Après votre sortie du monastère,
vous avez été plongé dans le monde de l'entreprise, sans préparation.
Cette reconversion a-t-elle été difficile ?
Didier Long. Comme je le raconte dans "Défense à Dieu d'entrer",
je suis passé assez brusquement d'un monde médiéval, celui du monastère
bénédictin où j'ai passé dix ans, à celui de la nouvelle économie
et des technologies de l'information. Je dirigeais la maison d'édition
du monastère : Zodiaque. Depuis quarante ans celle-ci éditait des
livres sur l'art roman publiés dans toute l'Europe. Chacun en Europe
a une petite église romane à côté de chez lui en Bourgogne,
en Irlande, en Bavière, en Catalogne ou en Lombardie. Celles-ci
témoignent du développement artistique, architectural et spirituel
et de la vitalité économique des grands empires monastiques médiévaux.

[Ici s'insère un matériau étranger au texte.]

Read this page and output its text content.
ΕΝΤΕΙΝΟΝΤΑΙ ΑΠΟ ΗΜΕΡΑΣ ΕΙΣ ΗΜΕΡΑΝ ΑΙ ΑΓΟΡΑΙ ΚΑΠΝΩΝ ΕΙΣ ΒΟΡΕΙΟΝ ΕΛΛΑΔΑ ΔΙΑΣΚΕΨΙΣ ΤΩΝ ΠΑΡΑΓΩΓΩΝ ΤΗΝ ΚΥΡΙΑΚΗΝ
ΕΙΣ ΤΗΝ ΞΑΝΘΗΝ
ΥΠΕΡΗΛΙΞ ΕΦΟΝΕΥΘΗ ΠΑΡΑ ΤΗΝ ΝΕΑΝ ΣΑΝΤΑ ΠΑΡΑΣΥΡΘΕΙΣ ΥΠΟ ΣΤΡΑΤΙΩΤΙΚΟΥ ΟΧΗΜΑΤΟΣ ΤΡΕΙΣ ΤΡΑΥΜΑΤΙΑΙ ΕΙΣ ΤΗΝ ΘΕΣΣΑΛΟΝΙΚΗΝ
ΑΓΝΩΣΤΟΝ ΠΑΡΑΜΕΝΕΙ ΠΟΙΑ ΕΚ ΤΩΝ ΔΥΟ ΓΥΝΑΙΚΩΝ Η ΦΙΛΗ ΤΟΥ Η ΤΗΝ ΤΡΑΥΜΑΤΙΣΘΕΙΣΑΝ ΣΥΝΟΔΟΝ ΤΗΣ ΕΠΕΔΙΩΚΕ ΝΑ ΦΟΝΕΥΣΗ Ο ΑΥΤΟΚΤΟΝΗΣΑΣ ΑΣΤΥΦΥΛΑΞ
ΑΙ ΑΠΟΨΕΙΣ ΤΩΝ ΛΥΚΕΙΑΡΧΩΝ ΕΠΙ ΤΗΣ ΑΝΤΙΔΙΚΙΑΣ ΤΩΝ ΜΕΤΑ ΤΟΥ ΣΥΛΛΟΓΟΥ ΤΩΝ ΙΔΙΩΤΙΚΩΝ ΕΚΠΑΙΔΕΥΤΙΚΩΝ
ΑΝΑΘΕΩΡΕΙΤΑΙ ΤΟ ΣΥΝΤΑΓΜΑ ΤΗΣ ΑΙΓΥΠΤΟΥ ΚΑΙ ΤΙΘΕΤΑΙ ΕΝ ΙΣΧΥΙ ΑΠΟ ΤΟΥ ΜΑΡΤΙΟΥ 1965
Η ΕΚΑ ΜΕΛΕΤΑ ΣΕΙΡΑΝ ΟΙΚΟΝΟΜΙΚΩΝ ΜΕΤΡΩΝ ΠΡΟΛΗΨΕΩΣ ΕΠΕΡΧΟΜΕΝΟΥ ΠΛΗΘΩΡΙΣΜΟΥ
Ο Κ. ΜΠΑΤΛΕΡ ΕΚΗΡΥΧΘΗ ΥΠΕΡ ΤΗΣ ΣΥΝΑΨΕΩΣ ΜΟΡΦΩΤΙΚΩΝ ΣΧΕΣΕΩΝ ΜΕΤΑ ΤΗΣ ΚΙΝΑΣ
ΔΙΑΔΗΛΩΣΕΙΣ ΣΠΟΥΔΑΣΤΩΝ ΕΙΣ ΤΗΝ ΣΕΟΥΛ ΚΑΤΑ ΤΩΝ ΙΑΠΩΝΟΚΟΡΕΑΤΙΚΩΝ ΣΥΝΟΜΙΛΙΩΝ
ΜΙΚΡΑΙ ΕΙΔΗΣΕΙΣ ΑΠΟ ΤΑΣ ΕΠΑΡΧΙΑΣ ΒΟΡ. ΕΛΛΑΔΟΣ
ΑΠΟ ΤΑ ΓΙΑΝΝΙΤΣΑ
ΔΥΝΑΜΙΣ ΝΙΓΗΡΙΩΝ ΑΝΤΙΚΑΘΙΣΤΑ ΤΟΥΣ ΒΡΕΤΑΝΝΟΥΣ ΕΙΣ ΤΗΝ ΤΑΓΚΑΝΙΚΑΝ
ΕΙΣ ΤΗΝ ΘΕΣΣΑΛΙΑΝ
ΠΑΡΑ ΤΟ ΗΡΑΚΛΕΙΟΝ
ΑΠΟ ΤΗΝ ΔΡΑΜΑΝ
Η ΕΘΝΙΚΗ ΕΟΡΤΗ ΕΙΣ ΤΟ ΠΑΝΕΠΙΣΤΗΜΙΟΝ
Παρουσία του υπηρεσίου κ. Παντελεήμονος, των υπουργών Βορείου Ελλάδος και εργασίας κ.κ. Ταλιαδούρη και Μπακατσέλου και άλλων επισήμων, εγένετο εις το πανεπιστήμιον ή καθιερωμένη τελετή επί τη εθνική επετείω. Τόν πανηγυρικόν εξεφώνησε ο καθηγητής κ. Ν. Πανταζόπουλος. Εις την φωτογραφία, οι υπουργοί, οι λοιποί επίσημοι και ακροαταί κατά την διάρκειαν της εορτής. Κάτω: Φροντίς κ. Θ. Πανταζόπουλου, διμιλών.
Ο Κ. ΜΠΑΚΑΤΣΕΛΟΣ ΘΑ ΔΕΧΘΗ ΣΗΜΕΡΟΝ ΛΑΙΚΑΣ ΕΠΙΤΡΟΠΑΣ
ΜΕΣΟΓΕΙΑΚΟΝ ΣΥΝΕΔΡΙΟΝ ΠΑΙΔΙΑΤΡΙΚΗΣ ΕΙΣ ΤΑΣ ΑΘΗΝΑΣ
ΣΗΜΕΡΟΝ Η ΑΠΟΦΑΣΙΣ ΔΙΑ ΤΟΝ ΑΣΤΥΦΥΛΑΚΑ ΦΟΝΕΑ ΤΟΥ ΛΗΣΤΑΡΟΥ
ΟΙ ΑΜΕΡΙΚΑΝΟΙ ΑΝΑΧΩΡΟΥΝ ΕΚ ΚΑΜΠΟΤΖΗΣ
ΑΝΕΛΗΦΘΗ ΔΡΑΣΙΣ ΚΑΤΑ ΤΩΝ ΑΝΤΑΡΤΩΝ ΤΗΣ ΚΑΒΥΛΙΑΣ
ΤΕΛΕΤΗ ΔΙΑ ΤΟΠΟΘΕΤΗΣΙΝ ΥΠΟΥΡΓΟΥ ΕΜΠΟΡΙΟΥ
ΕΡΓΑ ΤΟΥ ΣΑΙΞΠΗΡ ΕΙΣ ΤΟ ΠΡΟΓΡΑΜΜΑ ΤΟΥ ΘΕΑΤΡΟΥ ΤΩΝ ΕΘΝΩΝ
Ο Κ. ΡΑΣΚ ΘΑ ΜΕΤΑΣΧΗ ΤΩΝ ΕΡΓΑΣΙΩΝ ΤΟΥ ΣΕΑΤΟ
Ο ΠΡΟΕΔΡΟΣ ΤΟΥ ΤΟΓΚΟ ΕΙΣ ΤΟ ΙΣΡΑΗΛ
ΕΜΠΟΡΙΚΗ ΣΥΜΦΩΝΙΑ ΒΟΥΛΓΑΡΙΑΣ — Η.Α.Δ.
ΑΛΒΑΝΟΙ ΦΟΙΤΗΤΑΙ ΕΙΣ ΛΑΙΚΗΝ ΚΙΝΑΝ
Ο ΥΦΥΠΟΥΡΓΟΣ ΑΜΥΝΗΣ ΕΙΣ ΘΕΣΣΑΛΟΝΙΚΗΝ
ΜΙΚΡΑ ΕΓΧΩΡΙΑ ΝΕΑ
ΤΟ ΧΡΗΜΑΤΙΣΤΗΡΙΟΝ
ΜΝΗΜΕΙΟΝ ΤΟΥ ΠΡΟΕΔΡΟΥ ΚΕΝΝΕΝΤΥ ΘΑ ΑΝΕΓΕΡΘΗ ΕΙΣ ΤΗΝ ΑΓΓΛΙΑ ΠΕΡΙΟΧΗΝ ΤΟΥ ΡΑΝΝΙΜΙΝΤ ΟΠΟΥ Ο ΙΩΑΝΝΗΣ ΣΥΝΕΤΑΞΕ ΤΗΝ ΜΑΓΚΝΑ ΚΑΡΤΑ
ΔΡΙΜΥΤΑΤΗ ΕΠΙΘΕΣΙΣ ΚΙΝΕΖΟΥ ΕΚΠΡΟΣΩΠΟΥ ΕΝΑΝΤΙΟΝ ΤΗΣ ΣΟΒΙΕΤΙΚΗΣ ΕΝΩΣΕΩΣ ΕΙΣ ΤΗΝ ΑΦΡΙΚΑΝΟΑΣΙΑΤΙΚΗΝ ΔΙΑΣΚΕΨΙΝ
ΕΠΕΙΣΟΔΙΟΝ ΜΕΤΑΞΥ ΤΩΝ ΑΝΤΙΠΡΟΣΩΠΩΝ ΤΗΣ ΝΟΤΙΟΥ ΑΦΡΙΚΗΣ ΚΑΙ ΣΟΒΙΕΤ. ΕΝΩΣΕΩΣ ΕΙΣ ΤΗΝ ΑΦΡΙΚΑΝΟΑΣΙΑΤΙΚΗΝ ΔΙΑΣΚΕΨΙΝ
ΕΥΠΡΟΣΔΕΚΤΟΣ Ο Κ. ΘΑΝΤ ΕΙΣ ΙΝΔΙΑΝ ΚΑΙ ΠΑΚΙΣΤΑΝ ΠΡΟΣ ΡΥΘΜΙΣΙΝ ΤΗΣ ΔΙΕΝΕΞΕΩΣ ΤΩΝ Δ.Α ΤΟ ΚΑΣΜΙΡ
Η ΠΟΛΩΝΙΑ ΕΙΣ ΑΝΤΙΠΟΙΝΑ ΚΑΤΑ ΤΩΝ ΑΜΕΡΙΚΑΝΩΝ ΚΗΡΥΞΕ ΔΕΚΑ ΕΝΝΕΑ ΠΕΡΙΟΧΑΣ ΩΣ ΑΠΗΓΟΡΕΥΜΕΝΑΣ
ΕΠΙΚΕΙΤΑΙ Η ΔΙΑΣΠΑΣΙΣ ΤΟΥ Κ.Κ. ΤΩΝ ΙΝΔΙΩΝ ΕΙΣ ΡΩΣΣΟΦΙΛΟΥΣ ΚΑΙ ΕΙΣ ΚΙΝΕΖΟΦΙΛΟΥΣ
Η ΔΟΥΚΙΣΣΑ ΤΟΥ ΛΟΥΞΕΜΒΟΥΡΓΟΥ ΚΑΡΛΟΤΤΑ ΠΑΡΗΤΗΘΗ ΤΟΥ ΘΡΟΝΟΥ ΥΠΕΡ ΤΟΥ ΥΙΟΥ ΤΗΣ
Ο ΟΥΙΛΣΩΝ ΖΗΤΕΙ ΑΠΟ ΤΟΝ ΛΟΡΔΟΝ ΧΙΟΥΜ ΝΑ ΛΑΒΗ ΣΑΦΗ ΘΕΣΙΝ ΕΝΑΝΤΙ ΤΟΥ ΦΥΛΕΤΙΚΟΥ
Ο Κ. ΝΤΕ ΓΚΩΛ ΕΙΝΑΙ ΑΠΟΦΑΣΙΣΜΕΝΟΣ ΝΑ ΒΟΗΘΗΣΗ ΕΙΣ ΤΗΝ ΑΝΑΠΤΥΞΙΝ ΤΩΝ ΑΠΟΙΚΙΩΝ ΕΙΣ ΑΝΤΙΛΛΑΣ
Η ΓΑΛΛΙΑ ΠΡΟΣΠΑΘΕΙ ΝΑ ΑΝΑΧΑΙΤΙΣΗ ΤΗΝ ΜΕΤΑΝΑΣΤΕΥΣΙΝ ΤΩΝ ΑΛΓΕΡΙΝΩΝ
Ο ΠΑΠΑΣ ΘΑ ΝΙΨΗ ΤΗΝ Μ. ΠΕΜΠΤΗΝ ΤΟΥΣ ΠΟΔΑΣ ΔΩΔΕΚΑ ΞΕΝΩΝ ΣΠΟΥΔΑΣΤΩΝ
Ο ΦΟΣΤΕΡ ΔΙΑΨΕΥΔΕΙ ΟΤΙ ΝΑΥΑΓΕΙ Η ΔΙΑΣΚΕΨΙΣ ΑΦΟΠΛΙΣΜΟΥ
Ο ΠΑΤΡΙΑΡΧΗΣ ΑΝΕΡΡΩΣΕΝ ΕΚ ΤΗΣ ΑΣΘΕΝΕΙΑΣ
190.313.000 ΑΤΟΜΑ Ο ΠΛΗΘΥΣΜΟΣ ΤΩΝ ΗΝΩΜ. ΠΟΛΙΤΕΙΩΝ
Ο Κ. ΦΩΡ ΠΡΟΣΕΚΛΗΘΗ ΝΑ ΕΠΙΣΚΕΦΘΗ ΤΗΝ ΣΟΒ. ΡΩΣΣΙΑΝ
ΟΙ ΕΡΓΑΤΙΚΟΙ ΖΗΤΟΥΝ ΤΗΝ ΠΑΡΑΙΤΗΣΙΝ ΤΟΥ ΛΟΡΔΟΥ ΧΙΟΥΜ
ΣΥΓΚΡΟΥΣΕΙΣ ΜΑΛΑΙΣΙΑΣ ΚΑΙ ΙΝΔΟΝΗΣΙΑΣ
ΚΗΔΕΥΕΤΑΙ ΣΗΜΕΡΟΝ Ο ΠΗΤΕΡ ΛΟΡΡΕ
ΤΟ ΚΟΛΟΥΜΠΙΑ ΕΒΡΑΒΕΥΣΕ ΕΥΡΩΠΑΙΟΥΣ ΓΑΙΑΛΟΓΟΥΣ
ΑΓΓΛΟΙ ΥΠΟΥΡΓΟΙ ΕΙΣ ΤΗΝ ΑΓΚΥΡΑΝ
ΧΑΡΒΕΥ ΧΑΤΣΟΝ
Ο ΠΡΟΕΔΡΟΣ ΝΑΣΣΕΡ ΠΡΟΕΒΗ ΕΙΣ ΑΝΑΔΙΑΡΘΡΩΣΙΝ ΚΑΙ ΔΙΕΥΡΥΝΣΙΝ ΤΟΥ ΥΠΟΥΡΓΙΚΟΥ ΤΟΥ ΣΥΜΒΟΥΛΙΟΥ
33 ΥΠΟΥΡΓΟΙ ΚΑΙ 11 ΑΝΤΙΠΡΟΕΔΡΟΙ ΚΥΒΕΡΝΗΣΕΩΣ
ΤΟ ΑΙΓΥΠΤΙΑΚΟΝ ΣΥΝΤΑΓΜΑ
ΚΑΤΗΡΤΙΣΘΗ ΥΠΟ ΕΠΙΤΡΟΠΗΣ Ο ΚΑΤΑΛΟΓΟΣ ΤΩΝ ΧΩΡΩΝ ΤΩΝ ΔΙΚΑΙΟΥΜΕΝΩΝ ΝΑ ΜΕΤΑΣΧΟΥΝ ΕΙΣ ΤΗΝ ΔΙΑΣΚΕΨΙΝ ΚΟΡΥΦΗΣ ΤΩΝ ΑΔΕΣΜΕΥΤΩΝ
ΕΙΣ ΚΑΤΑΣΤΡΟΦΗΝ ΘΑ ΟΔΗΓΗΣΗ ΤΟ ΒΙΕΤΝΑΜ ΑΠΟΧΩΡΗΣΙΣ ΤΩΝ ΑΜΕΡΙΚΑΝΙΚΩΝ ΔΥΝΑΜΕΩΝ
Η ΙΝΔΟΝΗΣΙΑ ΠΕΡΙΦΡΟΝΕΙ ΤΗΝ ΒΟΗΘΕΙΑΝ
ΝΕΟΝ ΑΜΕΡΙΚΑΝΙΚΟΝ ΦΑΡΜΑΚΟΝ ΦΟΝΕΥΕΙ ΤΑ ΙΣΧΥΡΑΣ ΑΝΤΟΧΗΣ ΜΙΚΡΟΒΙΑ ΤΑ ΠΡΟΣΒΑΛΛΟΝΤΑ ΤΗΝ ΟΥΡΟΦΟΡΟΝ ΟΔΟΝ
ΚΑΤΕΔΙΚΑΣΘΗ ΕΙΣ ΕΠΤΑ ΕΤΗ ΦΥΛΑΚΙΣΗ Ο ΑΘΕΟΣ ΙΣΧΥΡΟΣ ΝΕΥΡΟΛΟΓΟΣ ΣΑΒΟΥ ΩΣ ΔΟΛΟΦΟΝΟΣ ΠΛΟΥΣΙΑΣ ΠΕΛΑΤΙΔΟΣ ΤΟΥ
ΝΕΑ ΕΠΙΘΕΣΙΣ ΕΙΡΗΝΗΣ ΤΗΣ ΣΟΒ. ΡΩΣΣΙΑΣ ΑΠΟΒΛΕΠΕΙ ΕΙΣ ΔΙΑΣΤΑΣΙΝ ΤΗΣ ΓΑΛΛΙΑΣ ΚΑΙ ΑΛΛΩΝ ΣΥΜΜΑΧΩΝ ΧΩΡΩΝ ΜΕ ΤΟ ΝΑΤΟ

Cluny et Cîteaux étaient à la pointe des technologies, avaient réinventé
la forge, l'hydrologie, perdus depuis Rome, défriché l'Europe du
Nord
et fait basculer la puissance économique du sud de la méditerranée
-musulman- au nord -chrétien. Zodiaque racontait tout cela en images,
c'était devenu la référence. De notre côté, du fond de notre
forêt du Morvan, cloîtrés, nous maîtrisions toute la chaîne de l'édition,
du texte d'auteur à la vente directe et en librairies en passant
par la photographie, et l'imprimerie. Mais dans les années 80 la
révolution numérique qui a bouleversé tous les métiers nous a touchés
de plein fouet. Nous sommes donc passés des plaques de plomb de
300 kg, le monde de Gutenberg, à des films de 300 grammes sortis
de scanners, une chaîne d'édition intégralement numérique
Jusqu'à
réaliser le premier CD-Rom sur L'art roman. Donc à ma sortie du
monastère, mon profil a intéressé le groupe Télérama-La Vie qui
éditait des CD-roms culturels. Un changement de monde radical, tout
en conservant une certaine continuité
.
Malgré
cette continuité, certains aspects ont dû vous étonner ?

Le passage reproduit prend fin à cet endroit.